New research has identified specific gene mutations that occur in precancerous esophageal lesions, a finding which was then put into use with a simple non-endoscopic test.
New research has identified specific gene mutations that occur in precancerous esophageal lesions, a finding which was then put into use with a simple non-endoscopic test. These results could improve diagnosis and early treatment of Barrett’s esophagus and esophageal cancer.
“Most epithelial cancers develop gradually from preinvasive lesions,” wrote authors led by Rebecca C. Fitzgerald, MD, of the Medical Research Council cancer unit at the University of Cambridge in the United Kingdom. “However, it is becoming increasingly clear that extensive genomic heterogeneity is present in the majority of advanced cancers.” The researchers thus set out to characterize the ordering of somatic mutations over the course of the generally gradual transition from Barrett’s esophagus to esophageal adenocarcinoma. Their results were published online ahead of print on June 22 in Nature Genetics.
They used whole-genome sequencing and other methods on 112 esophageal adenocarcinomas, and then screened a cohort of 109 biopsies from two key transition points in the malignancy’s natural history (benign metaplastic never dysplastic Barrett’s esophagus and high-grade dysplasia). The findings, the authors wrote, were “striking and unexpected.” They saw a number of mutations, but the mutational frequency was not significantly different between the various time points of disease development.

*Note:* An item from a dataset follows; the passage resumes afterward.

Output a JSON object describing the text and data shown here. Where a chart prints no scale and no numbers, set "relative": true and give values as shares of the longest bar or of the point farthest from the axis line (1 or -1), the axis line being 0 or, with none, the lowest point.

There was one notable exception, however: TP53 was found to be frequently mutated in high-grade dysplasia and esophageal adenocarcinoma samples, but almost never in never dysplastic Barrett’s samples. The investigators used this result to derive a clinical benefit using a new type of test.
Currently, patients with Barrett’s esophagus undergo regular endoscopic tests to determine risk of progression to malignancy. The new test is non-endoscopic, called the Cytosponge. In an email Fitzgerald described is a small capsule on a string that a patient swallows; the capsule dissolves yielding a spherical sponge that collects cells as it is pulled out using the string. “The whole process takes five minutes,” Fitzgerald said.

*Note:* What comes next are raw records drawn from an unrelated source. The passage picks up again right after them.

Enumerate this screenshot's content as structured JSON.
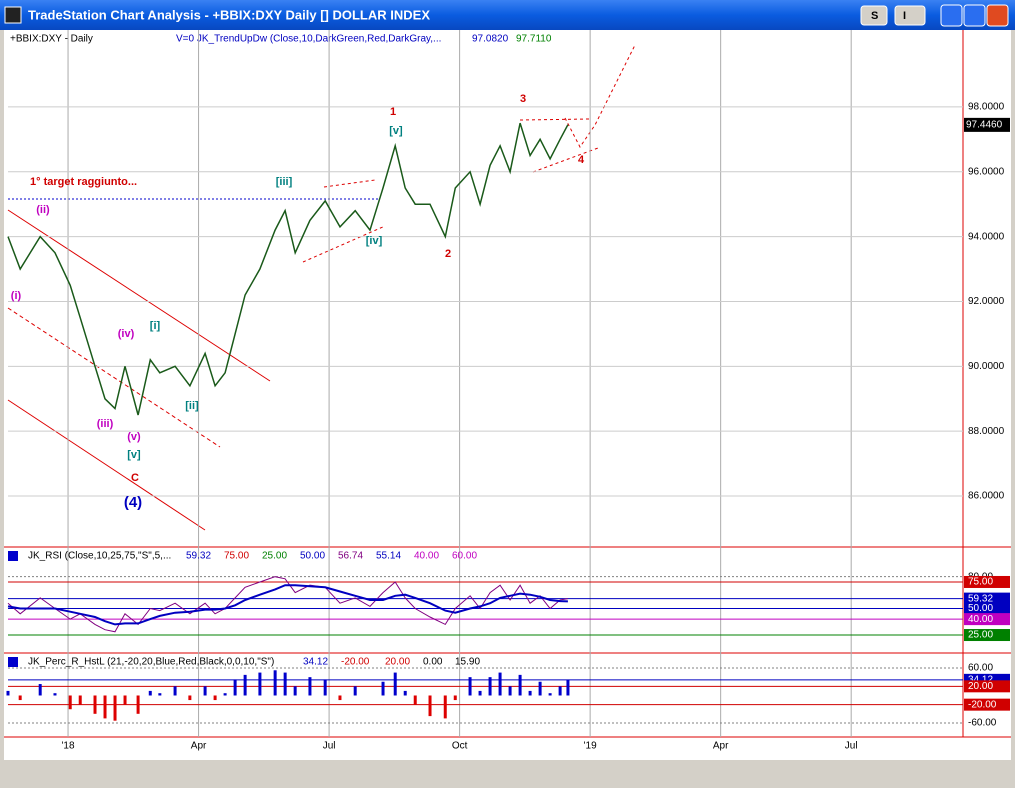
{
  "window": {
    "title": "TradeStation Chart Analysis - +BBIX:DXY Daily [] DOLLAR INDEX",
    "buttons": [
      "S",
      "I"
    ]
  },
  "price_panel": {
    "symbol_label": "+BBIX:DXY - Daily",
    "indicator_label": "V=0  JK_TrendUpDw (Close,10,DarkGreen,Red,DarkGray,...",
    "indicator_values": [
      "97.0820",
      "97.7110"
    ],
    "last_price": {
      "value": 97.446,
      "label": "97.4460"
    },
    "xlim": [
      -1.38,
      20.57
    ],
    "xticks": [
      {
        "value": 0,
        "label": "'18"
      },
      {
        "value": 3,
        "label": "Apr"
      },
      {
        "value": 6,
        "label": "Jul"
      },
      {
        "value": 9,
        "label": "Oct"
      },
      {
        "value": 12,
        "label": "'19"
      },
      {
        "value": 15,
        "label": "Apr"
      },
      {
        "value": 18,
        "label": "Jul"
      }
    ],
    "ylim": [
      84.49,
      100.31
    ],
    "yticks": [
      {
        "value": 86,
        "label": "86.0000"
      },
      {
        "value": 88,
        "label": "88.0000"
      },
      {
        "value": 90,
        "label": "90.0000"
      },
      {
        "value": 92,
        "label": "92.0000"
      },
      {
        "value": 94,
        "label": "94.0000"
      },
      {
        "value": 96,
        "label": "96.0000"
      },
      {
        "value": 98,
        "label": "98.0000"
      }
    ],
    "color": "#1a5a1a",
    "x": [
      -1.38,
      -1.1,
      -0.64,
      -0.3,
      0.05,
      0.28,
      0.62,
      0.85,
      1.08,
      1.31,
      1.61,
      1.89,
      2.11,
      2.46,
      2.8,
      3.15,
      3.38,
      3.61,
      3.84,
      4.07,
      4.41,
      4.76,
      4.99,
      5.22,
      5.56,
      5.91,
      6.25,
      6.6,
      6.94,
      7.24,
      7.52,
      7.75,
      7.98,
      8.32,
      8.67,
      8.9,
      9.24,
      9.47,
      9.7,
      9.93,
      10.16,
      10.39,
      10.62,
      10.85,
      11.08,
      11.31,
      11.49
    ],
    "close": [
      94,
      93,
      94,
      93.5,
      92.5,
      91.5,
      90,
      89,
      88.7,
      90,
      88.5,
      90.2,
      89.8,
      90,
      89.4,
      90.4,
      89.4,
      89.8,
      91,
      92.2,
      93,
      94.2,
      94.8,
      93.5,
      94.5,
      95.1,
      94.3,
      94.8,
      94.2,
      95.5,
      96.8,
      95.5,
      95,
      95,
      94,
      95.5,
      96,
      95,
      96.2,
      96.8,
      96,
      97.5,
      96.5,
      97,
      96.4,
      97,
      97.45
    ],
    "annotations": [
      {
        "text": "1° target raggiunto...",
        "color": "#d00000"
      },
      {
        "text": "(ii)",
        "color": "#c000c0"
      },
      {
        "text": "(i)",
        "color": "#c000c0"
      },
      {
        "text": "(iii)",
        "color": "#c000c0"
      },
      {
        "text": "(iv)",
        "color": "#c000c0"
      },
      {
        "text": "(v)",
        "color": "#c000c0"
      },
      {
        "text": "[i]",
        "color": "#008080"
      },
      {
        "text": "[ii]",
        "color": "#008080"
      },
      {
        "text": "[v]",
        "color": "#008080"
      },
      {
        "text": "C",
        "color": "#d00000"
      },
      {
        "text": "(4)",
        "color": "#0000c0"
      },
      {
        "text": "[iii]",
        "color": "#008080"
      },
      {
        "text": "[iv]",
        "color": "#008080"
      },
      {
        "text": "1",
        "color": "#d00000"
      },
      {
        "text": "[v]",
        "color": "#008080"
      },
      {
        "text": "2",
        "color": "#d00000"
      },
      {
        "text": "3",
        "color": "#d00000"
      },
      {
        "text": "4",
        "color": "#d00000"
      }
    ]
  },
  "rsi_panel": {
    "label": "JK_RSI (Close,10,25,75,\"S\",5,...",
    "header_values": [
      {
        "text": "59.32",
        "color": "#0000c0"
      },
      {
        "text": "75.00",
        "color": "#d00000"
      },
      {
        "text": "25.00",
        "color": "#008000"
      },
      {
        "text": "50.00",
        "color": "#0000c0"
      },
      {
        "text": "56.74",
        "color": "#800080"
      },
      {
        "text": "55.14",
        "color": "#0000c0"
      },
      {
        "text": "40.00",
        "color": "#c000c0"
      },
      {
        "text": "60.00",
        "color": "#c000c0"
      }
    ],
    "ylim": [
      15.6,
      91
    ],
    "levels": [
      {
        "value": 80,
        "label": "80.00",
        "color": "#808080"
      },
      {
        "value": 75,
        "label": "75.00",
        "color": "#d00000"
      },
      {
        "value": 59.32,
        "label": "59.32",
        "color": "#0000c0"
      },
      {
        "value": 50,
        "label": "50.00",
        "color": "#0000c0"
      },
      {
        "value": 40,
        "label": "40.00",
        "color": "#c000c0"
      },
      {
        "value": 25,
        "label": "25.00",
        "color": "#008000"
      }
    ],
    "series": [
      {
        "name": "RSI",
        "color": "#800080",
        "values": [
          55,
          45,
          60,
          50,
          40,
          45,
          35,
          30,
          28,
          45,
          35,
          50,
          48,
          55,
          45,
          55,
          45,
          50,
          60,
          70,
          75,
          80,
          78,
          65,
          72,
          70,
          55,
          60,
          52,
          65,
          75,
          60,
          50,
          42,
          35,
          50,
          62,
          50,
          65,
          72,
          58,
          72,
          55,
          62,
          50,
          58,
          59.32
        ]
      },
      {
        "name": "Average",
        "color": "#0000c0",
        "values": [
          52,
          50,
          50,
          50,
          47,
          45,
          42,
          38,
          35,
          36,
          36,
          40,
          43,
          46,
          47,
          49,
          49,
          50,
          53,
          58,
          63,
          68,
          72,
          72,
          71,
          70,
          66,
          62,
          58,
          58,
          62,
          63,
          60,
          55,
          48,
          46,
          50,
          52,
          55,
          60,
          62,
          64,
          63,
          61,
          58,
          57,
          56.74
        ]
      }
    ]
  },
  "percr_panel": {
    "label": "JK_Perc_R_HstL (21,-20,20,Blue,Red,Black,0,0,10,\"S\")",
    "header_values": [
      {
        "text": "34.12",
        "color": "#0000c0"
      },
      {
        "text": "-20.00",
        "color": "#d00000"
      },
      {
        "text": "20.00",
        "color": "#d00000"
      },
      {
        "text": "0.00",
        "color": "#000000"
      },
      {
        "text": "15.90",
        "color": "#000000"
      }
    ],
    "ylim": [
      -79.7,
      73.1
    ],
    "levels": [
      {
        "value": 60,
        "label": "60.00",
        "color": "#808080"
      },
      {
        "value": 34.12,
        "label": "34.12",
        "color": "#0000c0"
      },
      {
        "value": 20,
        "label": "20.00",
        "color": "#d00000"
      },
      {
        "value": -20,
        "label": "-20.00",
        "color": "#d00000"
      },
      {
        "value": -60,
        "label": "-60.00",
        "color": "#808080"
      }
    ],
    "values": [
      10,
      -10,
      25,
      5,
      -30,
      -20,
      -40,
      -50,
      -55,
      -20,
      -40,
      10,
      5,
      20,
      -10,
      20,
      -10,
      5,
      35,
      45,
      50,
      55,
      50,
      20,
      40,
      35,
      -10,
      20,
      0,
      30,
      50,
      10,
      -20,
      -45,
      -50,
      -10,
      40,
      10,
      40,
      50,
      20,
      45,
      10,
      30,
      5,
      20,
      34.12
    ]
  }
}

Coupled with high throughput sequencing, the test was able to identify TP53 mutations in 19 of 22 individuals with high-grade dysplasia, and no such mutations were seen in other patients.
“The take-home message is that early precancerous lesions-Barrett’s with no dysplasia-have a lot of mutations,” Fitzgerald said. “These are unlikely to be driving disease progression. However, p53 mutations seem to be specific to lesions that are developing into cancer, and we have found a way to detect these on a novel non-endoscopic device.”
The study authors concluded not only that the Cytosponge, along with these results on mutations in esophageal cancer, can aid in diagnosing high-risk individuals, but that the techniques employed in finding those mutations could be used for other epithelial malignancies that could be amenable to early detection.